The Mathematics Department is taking steps to improve what some undergraduates have called subpar teaching in its introductory calculus courses.

The department launched new problem-solving sessions this fall for students in Math 112, 115 and 120 — single and multivariable calculus courses — and provided peer tutors for students in Math 120. Extra efforts were also made last spring to coach new graduate student math teachers, mathematics professor Michael Frame said, and the department is looking to hire a new faculty member who will focus on mathematics instruction.

“I don’t think the efforts to improve are in response to anything, but rather reflect the correct view that we can always do better,” Frame wrote in a Tuesday email.

Frame said he has helped to coordinate the calculus sequence at Yale for the last decade and that changes to those classes are driven by his “institutional memory of what works and what doesn’t.” Several sections of Math 112, 115 and 120 are offered each semester, and are primarily taught by graduate teaching fellows in the department.

Graduate students interviewed said Frame has spearheaded efforts to improve teaching in the department for many years. But Frame, who was diagnosed with cancer in 2009, said his health may prevent him from continuing this work, and the Mathematics Department is currently seeking to hire a new person to oversee the calculus courses as well as develop new courses and train teachers.

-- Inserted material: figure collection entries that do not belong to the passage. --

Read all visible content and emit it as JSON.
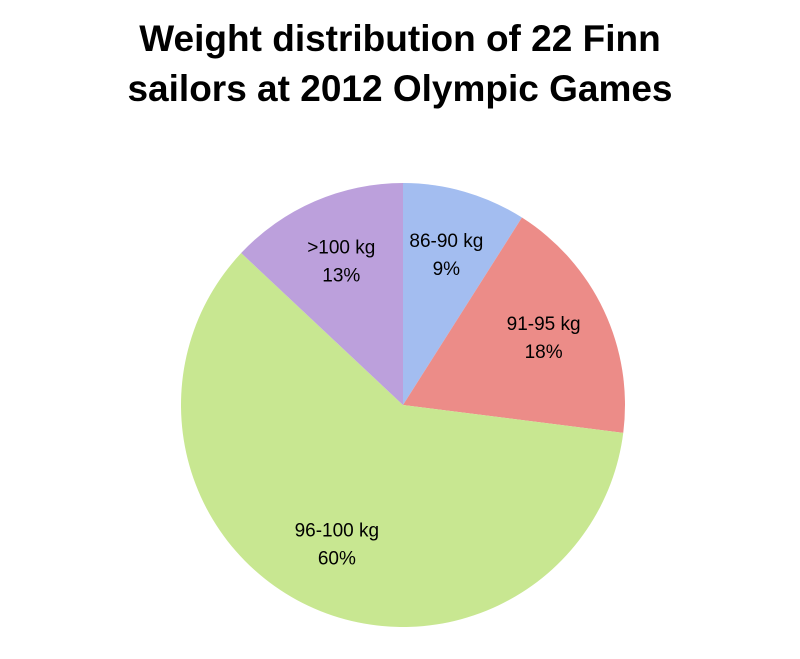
{
  "chart_data": {
    "type": "pie",
    "title": "Weight distribution of 22 Finn sailors at 2012 Olympic Games",
    "categories": [
      "86-90 kg",
      "91-95 kg",
      "96-100 kg",
      ">100 kg"
    ],
    "values": [
      9,
      18,
      60,
      13
    ],
    "value_labels": [
      "9%",
      "18%",
      "60%",
      "13%"
    ],
    "colors": [
      "#a3bdf0",
      "#ec8c88",
      "#c8e791",
      "#bca0dc"
    ]
  }
}
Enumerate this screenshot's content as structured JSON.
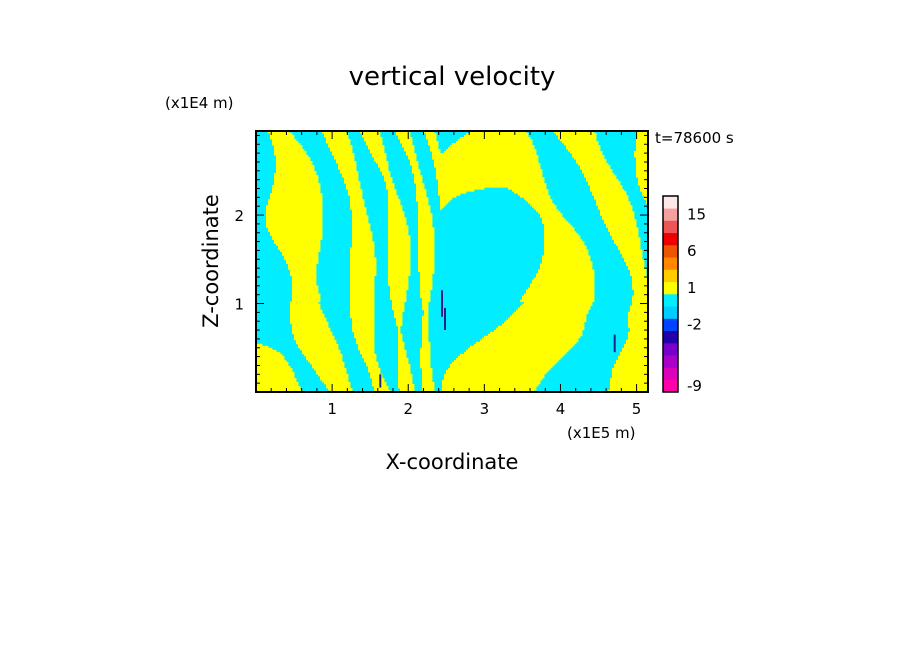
{
  "chart_data": {
    "type": "heatmap",
    "title": "vertical velocity",
    "xlabel": "X-coordinate",
    "ylabel": "Z-coordinate",
    "x_unit": "(x1E5 m)",
    "y_unit": "(x1E4 m)",
    "time_label": "t=78600 s",
    "xlim": [
      0,
      5.15
    ],
    "ylim": [
      0,
      2.95
    ],
    "x_ticks": [
      1,
      2,
      3,
      4,
      5
    ],
    "y_ticks": [
      1,
      2
    ],
    "field_colors": {
      "positive": "#ffff00",
      "negative": "#00eeff",
      "strong_negative": "#222288"
    },
    "colorbar": {
      "levels": [
        {
          "color": "#ff00aa",
          "label": "-9"
        },
        {
          "color": "#dd00bb",
          "label": ""
        },
        {
          "color": "#aa00cc",
          "label": ""
        },
        {
          "color": "#7700cc",
          "label": ""
        },
        {
          "color": "#2200aa",
          "label": ""
        },
        {
          "color": "#0044ff",
          "label": "-2"
        },
        {
          "color": "#00ccff",
          "label": ""
        },
        {
          "color": "#00eeff",
          "label": ""
        },
        {
          "color": "#ffff00",
          "label": "1"
        },
        {
          "color": "#ffcc00",
          "label": ""
        },
        {
          "color": "#ff8800",
          "label": ""
        },
        {
          "color": "#ee5500",
          "label": "6"
        },
        {
          "color": "#ee0000",
          "label": ""
        },
        {
          "color": "#ee5555",
          "label": ""
        },
        {
          "color": "#f5a0a0",
          "label": "15"
        },
        {
          "color": "#fde8e8",
          "label": ""
        }
      ]
    }
  }
}
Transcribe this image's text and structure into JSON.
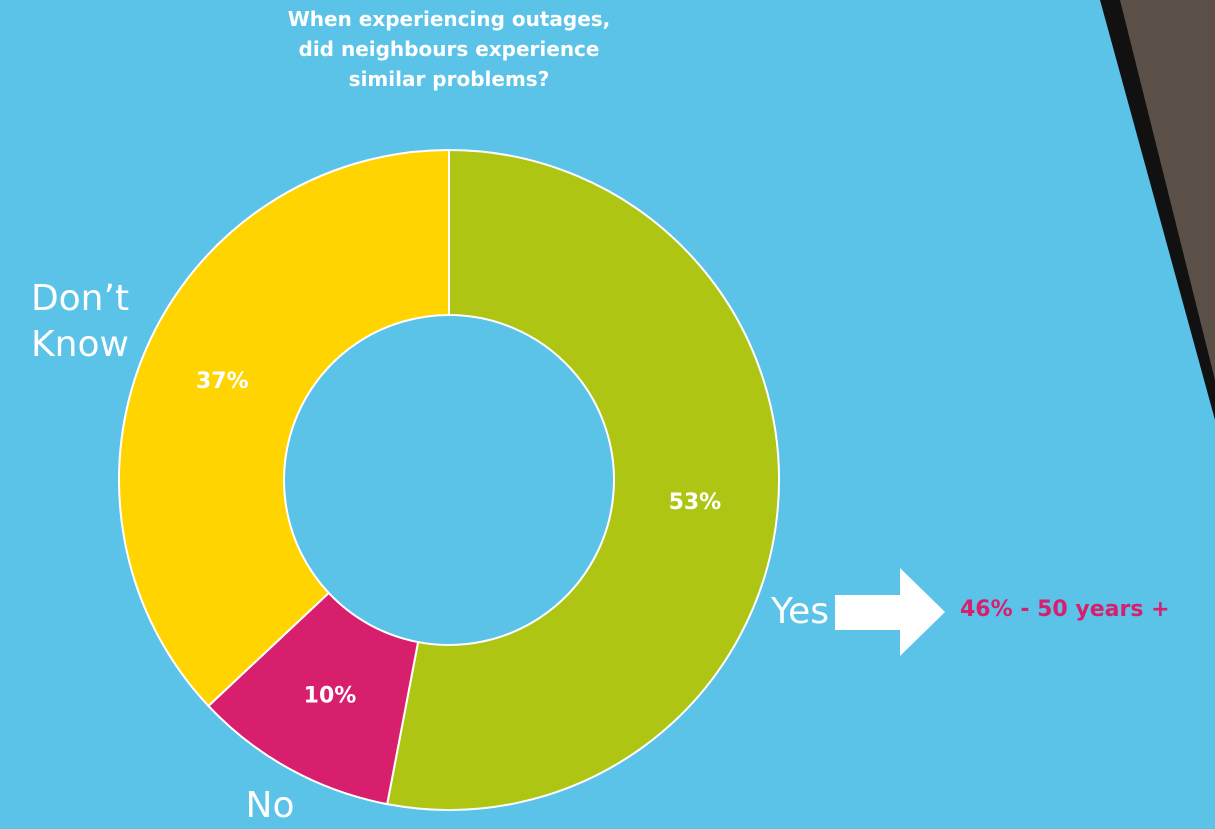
{
  "chart_data": {
    "type": "donut",
    "title": "When experiencing outages, did neighbours experience similar problems?",
    "categories": [
      "Yes",
      "No",
      "Don’t Know"
    ],
    "values": [
      53,
      10,
      37
    ],
    "value_labels": [
      "53%",
      "10%",
      "37%"
    ],
    "colors": [
      "#afc513",
      "#d81f6e",
      "#ffd400"
    ],
    "annotation": "46% - 50 years +"
  }
}
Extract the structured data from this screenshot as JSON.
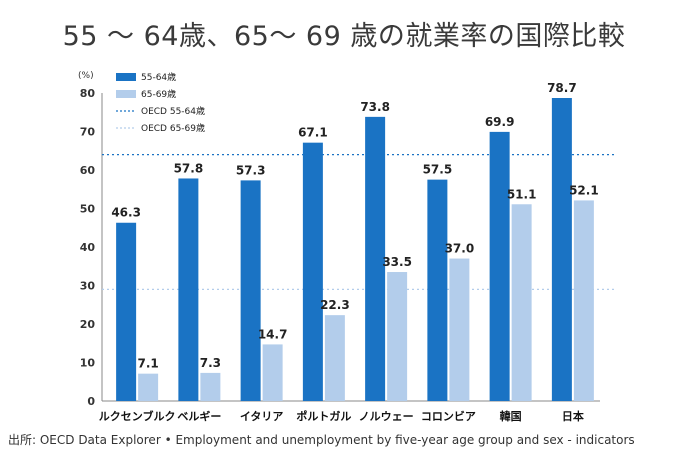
{
  "title": "55 〜 64歳、65〜 69 歳の就業率の国際比較",
  "source": "出所: OECD Data Explorer • Employment and unemployment by five-year age group and sex - indicators",
  "chart_data": {
    "type": "bar",
    "unit_label": "(%)",
    "categories": [
      "ルクセンブルク",
      "ベルギー",
      "イタリア",
      "ポルトガル",
      "ノルウェー",
      "コロンビア",
      "韓国",
      "日本"
    ],
    "series": [
      {
        "name": "55-64歳",
        "color": "#1a73c4",
        "values": [
          46.3,
          57.8,
          57.3,
          67.1,
          73.8,
          57.5,
          69.9,
          78.7
        ]
      },
      {
        "name": "65-69歳",
        "color": "#b3cdeb",
        "values": [
          7.1,
          7.3,
          14.7,
          22.3,
          33.5,
          37.0,
          51.1,
          52.1
        ]
      }
    ],
    "reference_lines": [
      {
        "name": "OECD 55-64歳",
        "value": 64.0,
        "color": "#1a73c4"
      },
      {
        "name": "OECD 65-69歳",
        "value": 29.0,
        "color": "#b3cdeb"
      }
    ],
    "ylim": [
      0,
      80
    ],
    "yticks": [
      "0",
      "10",
      "20",
      "30",
      "40",
      "50",
      "60",
      "70",
      "80"
    ],
    "legend_position": "top-left"
  }
}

The optional problem sessions were introduced this semester to give calculus students an extra opportunity to practice skills learned in class, said Rishi Raj GRD ’12, who leads one of two sessions for Math 120 that each meet three times a week. He added that when he taught Math 120 and other calculus courses in previous semesters, he felt there was not enough class time to work through multiple examples.

While the new problem-solving sessions are taught separately for each calculus course, the Mathematics Department used to offer evening tutoring that combined students from all three introductory calculus classes. Raj said the old tutoring model “did not go well at all” because students often found it unhelpful to listen to questions from courses other than their own. Now, the Math 112, 115 and 120 problem sessions each meet for two hours on three different days of the week.

Andrew Casson, director of undergraduate studies in the Mathematics Department, said the problem sessions are “ongoing experiments” and may be configured differently in the future. Attendance at the optional sessions has been lower than expected, he said, particularly among Math 120 students.

Raj said only five or six students typically come to his Math 120 sessions. By contrast, around 15 or more students attend the sessions for Math 115, said Miriam Logan GRD ’12, who teaches the 115 sessions.

Two students interviewed who have attended Math 115 sessions said they were useful for improving their understanding of concepts taught in class.

“The TAs sometimes have trouble being direct in their points [in class],” said Eric Conway ’15, a student in Math 115. “We feel that at least the problem sessions do a better job of explaining points in the class.”

Rachel Tobin ’15, another Math 115 student, said she liked the problem sessions because they allowed her to ask “one-on-one” questions and receive individual help. She added that other students at the session had often struggled with the same concepts, and they all benefited from practicing problems together.

But two Math 112 students interviewed said problem sessions for their course were less helpful, as the TA spent more time explaining proofs of calculus concepts than going over sample problems.

Along with the problem sessions, the Math Department introduced peer tutors — students who have previously taken the course and performed well in it — for Math 120 this semester, Frame said. Peer tutors have previously been used in other math classes and have received positive reviews by students, he added.

The department also took additional steps last spring to ready second-year graduate students for their first teaching experiences this fall.

The graduate students gave 30-minute guest lectures to a group of undergraduates that had previously taken calculus at Yale, and then were given feedback and presented a second lecture to the same audience a few weeks later. Frame said the graduate students found the critiques of their lectures helpful and that the department plans to continue the program with second-year graduate students in spring 2012.

Though five of six students interviewed said they were not impressed with the teaching in their calculus courses, Logan said she thinks the Mathematics Department is “very attentive” to the quality of math teaching.

“The extra initiatives that are being undertaken this year indicate the department’s continued devotion to maintaining a high standard of teaching,” she wrote in a Tuesday email.

Two graduate students and former Math 120 teachers, Raj and Joseph Lauer GRD ’12, were awarded Prize Teaching Fellowships earlier this year, which are given to graduate student teachers who are nominated by their students for good teaching.